O abandono escolar, a delinquência juvenil, o consumo de drogas e álcool, a prostituição e a falta de formação técnica e emprego são os principais problemas que afetam os jovens nas regiões da Guiné-Bissau. O alerta é de Rosário Cabi, coordenador da Rede de Jovens Adolescentes e Crianças (REJAC), em entrevista concedida hoje (12.05) ao Jornal Capital News.

Para o ativista, a situação da juventude fora dos grandes centros urbanos "tem vindo a crescer silenciosamente" e compromete o futuro de milhares de adolescentes. Descreveu que o abandono escolar lidera os desafios. Pobreza, gravidez precoce, casamentos prematuros, longas distâncias até às escolas e falta de perspetivas levam muitos jovens a deixar os estudos.

"Quando um adolescente abandona os estudos, fica mais vulnerável à exclusão social e a comportamentos de risco", afirmou.

O coordenador associa o abandono escolar ao aumento de casos de roubos, violência e conflitos entre grupos de jovens. Para ele, a delinquência reflete "falta de acompanhamento familiar, desemprego e ausência de atividades educativas e recreativas".

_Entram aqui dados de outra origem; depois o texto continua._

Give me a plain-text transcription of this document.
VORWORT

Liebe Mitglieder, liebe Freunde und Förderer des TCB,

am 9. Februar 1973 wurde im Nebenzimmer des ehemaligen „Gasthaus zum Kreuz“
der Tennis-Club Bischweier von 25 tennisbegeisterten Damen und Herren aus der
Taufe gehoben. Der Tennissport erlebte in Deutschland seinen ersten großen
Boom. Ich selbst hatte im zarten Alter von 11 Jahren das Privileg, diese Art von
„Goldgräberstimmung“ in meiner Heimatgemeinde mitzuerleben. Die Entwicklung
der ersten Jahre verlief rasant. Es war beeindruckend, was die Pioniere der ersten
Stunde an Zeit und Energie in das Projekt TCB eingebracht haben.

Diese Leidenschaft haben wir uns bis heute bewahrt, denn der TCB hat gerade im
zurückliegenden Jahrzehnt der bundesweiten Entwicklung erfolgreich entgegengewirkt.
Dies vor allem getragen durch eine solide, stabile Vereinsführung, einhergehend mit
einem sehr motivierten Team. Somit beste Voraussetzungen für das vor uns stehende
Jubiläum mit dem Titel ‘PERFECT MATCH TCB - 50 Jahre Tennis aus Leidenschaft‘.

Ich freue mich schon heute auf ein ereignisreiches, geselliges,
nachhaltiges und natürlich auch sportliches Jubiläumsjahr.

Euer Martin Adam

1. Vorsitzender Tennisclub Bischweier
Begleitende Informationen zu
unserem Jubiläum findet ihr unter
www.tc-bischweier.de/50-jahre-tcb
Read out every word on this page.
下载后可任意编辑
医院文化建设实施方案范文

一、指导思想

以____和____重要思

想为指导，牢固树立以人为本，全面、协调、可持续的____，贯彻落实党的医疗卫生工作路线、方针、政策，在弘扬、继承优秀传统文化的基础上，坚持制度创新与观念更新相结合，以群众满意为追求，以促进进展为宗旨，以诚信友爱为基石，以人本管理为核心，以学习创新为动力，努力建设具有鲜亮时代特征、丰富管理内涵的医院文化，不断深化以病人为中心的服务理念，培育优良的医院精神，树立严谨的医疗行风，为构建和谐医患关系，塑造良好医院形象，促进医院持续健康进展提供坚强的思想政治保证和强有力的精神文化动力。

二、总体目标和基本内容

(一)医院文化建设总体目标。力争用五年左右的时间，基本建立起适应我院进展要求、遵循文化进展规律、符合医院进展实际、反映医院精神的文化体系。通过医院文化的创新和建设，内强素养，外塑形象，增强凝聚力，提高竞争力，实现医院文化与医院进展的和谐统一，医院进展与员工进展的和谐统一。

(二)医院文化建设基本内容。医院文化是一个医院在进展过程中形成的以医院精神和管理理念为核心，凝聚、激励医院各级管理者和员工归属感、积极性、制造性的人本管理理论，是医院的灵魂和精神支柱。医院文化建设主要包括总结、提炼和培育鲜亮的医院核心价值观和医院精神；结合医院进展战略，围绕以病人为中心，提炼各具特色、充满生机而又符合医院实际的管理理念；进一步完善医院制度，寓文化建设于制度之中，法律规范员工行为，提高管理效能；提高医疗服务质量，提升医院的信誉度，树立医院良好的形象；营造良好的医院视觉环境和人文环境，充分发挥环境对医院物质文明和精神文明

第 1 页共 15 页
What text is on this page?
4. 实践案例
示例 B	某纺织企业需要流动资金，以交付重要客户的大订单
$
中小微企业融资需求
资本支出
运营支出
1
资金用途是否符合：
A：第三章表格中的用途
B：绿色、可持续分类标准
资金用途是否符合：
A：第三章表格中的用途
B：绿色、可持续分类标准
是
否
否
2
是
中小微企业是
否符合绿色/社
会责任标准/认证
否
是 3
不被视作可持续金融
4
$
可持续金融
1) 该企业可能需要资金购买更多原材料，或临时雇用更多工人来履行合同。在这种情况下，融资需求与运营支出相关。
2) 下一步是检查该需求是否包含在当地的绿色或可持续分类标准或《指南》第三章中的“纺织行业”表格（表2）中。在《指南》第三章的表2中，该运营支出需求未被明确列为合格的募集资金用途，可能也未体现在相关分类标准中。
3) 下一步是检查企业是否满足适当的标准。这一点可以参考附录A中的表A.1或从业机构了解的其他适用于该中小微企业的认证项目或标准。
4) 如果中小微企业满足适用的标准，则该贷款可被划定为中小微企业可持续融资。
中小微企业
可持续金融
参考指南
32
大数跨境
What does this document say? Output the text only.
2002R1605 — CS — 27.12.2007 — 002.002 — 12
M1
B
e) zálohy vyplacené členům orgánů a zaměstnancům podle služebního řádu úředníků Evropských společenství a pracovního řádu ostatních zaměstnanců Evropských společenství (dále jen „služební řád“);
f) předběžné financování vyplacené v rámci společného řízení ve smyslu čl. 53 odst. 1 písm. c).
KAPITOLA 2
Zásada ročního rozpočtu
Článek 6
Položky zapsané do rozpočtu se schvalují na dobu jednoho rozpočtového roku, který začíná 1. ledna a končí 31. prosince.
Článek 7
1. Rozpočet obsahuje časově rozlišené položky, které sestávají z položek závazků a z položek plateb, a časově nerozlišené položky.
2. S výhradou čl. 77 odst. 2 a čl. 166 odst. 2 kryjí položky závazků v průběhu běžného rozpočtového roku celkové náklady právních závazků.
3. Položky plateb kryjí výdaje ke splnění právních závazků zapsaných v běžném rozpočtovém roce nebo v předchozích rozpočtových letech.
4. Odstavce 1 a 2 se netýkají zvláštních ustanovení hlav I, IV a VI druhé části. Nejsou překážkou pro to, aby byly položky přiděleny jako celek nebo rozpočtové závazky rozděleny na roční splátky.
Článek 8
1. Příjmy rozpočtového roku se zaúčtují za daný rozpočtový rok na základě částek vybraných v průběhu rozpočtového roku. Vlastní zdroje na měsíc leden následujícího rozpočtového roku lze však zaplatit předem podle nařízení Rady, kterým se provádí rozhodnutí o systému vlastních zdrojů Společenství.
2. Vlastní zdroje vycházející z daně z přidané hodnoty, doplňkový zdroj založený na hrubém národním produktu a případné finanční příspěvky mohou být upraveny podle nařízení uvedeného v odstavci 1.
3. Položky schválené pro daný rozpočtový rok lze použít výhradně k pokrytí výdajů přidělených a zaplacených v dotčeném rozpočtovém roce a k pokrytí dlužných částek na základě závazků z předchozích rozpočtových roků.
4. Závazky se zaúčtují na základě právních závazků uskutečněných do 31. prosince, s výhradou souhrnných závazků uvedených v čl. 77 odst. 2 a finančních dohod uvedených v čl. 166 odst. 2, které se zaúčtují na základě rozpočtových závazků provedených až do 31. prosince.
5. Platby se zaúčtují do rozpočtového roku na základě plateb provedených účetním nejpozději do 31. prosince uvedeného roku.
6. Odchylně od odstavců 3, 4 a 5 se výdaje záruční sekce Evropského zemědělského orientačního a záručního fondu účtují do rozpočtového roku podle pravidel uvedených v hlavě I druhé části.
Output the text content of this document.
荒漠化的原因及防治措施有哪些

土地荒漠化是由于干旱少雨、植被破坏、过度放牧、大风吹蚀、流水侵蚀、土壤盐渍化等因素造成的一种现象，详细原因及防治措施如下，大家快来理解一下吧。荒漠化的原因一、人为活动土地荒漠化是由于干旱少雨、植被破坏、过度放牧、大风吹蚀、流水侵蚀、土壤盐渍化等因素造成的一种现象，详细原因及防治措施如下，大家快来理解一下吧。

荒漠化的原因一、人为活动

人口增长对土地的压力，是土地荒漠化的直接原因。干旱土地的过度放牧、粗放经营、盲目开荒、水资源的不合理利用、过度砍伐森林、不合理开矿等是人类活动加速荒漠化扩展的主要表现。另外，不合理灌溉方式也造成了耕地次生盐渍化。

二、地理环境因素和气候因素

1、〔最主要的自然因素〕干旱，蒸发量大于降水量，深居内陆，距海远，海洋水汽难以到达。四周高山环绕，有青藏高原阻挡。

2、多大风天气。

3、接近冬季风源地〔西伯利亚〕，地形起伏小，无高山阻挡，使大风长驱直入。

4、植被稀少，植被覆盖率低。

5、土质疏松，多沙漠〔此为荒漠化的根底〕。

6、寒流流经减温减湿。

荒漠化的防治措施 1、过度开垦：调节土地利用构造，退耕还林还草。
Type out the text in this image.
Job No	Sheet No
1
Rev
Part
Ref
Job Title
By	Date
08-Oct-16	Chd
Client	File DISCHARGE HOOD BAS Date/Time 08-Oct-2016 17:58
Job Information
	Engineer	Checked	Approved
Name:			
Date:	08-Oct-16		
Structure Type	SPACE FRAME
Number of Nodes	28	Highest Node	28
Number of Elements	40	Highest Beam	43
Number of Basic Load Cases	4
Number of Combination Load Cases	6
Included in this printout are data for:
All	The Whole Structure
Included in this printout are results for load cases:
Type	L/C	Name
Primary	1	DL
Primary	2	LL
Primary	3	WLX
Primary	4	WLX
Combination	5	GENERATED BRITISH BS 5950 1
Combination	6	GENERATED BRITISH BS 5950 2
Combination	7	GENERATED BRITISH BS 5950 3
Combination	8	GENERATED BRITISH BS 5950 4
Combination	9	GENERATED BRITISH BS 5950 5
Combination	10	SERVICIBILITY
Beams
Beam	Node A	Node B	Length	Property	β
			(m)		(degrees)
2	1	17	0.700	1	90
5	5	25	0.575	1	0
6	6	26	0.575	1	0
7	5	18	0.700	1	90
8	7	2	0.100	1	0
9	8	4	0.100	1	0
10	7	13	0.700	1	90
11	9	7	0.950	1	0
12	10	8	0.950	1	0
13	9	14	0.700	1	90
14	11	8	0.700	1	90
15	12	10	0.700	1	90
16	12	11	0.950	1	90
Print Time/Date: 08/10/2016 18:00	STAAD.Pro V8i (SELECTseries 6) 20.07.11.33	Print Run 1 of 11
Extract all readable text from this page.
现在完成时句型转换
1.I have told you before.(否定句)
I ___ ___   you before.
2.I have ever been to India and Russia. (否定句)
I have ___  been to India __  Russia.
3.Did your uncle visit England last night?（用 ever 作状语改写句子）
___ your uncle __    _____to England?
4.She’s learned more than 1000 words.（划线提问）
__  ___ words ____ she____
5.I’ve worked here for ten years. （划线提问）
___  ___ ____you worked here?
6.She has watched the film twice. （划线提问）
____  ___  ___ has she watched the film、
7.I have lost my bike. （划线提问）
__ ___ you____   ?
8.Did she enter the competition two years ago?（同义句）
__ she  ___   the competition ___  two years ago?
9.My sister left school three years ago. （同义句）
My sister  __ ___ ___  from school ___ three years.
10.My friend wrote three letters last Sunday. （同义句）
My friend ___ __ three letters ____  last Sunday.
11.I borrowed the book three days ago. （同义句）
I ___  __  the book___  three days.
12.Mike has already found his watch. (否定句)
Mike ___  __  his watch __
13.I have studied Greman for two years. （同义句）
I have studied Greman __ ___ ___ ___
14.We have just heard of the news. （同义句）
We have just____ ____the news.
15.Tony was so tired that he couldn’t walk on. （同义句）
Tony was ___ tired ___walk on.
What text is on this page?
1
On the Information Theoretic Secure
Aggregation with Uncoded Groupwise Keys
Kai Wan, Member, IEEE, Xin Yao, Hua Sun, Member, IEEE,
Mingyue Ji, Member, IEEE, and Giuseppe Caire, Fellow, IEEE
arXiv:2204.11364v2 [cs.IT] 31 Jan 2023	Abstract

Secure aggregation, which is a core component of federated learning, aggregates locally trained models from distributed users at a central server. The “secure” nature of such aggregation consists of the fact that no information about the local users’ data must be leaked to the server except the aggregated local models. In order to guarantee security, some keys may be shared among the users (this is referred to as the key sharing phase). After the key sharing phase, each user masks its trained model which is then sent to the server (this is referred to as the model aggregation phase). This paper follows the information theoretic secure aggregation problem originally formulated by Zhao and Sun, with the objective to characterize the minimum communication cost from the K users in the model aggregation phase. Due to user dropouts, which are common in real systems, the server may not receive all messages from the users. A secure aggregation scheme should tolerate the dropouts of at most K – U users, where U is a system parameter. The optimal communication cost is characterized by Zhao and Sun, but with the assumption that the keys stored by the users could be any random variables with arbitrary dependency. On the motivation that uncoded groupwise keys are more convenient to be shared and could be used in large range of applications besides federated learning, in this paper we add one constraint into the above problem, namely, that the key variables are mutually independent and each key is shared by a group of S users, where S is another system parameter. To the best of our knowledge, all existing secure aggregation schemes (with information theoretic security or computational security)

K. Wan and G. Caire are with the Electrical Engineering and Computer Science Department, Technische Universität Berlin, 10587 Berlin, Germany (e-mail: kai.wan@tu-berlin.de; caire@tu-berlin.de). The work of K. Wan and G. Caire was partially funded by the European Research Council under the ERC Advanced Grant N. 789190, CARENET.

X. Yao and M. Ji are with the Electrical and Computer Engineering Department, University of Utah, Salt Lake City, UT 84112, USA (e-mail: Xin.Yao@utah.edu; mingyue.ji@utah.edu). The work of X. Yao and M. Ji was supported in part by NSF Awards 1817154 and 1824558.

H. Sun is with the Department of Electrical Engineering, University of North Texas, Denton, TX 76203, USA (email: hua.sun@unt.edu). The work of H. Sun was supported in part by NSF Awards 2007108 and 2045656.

O ativista guineense critica o acesso fácil a bebidas alcoólicas e drogas por menores de idade.

"Alguns jovens usam essas substâncias como forma de escapar aos problemas familiares, pobreza e falta de esperança no futuro", explicou e disse ainda que "as consequências incluem violência, problemas de saúde mental, acidentes e abandono familiar".

Cabi chamou a atenção para a exploração sexual de adolescentes, agravada pela desigualdade social e falta de proteção.

"A falta de condições económicas, desemprego e ausência de apoio social levam algumas jovens a envolverem-se em práticas de exploração sexual para sobreviver", disse.

O líder associativo destacou ainda que a escassez de centros de formação técnica e profissional também limita os jovens que não seguem para o ensino superior. Áreas como mecânica, agricultura moderna, informática, costura e empreendedorismo poderiam gerar emprego, mas "a falta desses centros aumenta o desemprego juvenil".

Para o coordenador da REJAC, o desemprego prolongado gera "sentimento de revolta, frustração e desespero" entre os jovens. Defende ações urgentes do Estado, organizações juvenis, sociedade civil, líderes comunitários, parceiros internacionais e famílias.

"É fundamental investir na educação, criar centros de formação profissional, desenvolver programas de emprego juvenil, apoiar o empreendedorismo e reforçar campanhas contra drogas, álcool e exploração sexual", afirmou.

Cabi ressaltou que "a juventude representa a esperança e a força de desenvolvimento de qualquer nação". E alertou que "ignorar os desafios que afetam a juventude hoje significa comprometer o futuro do país amanhã".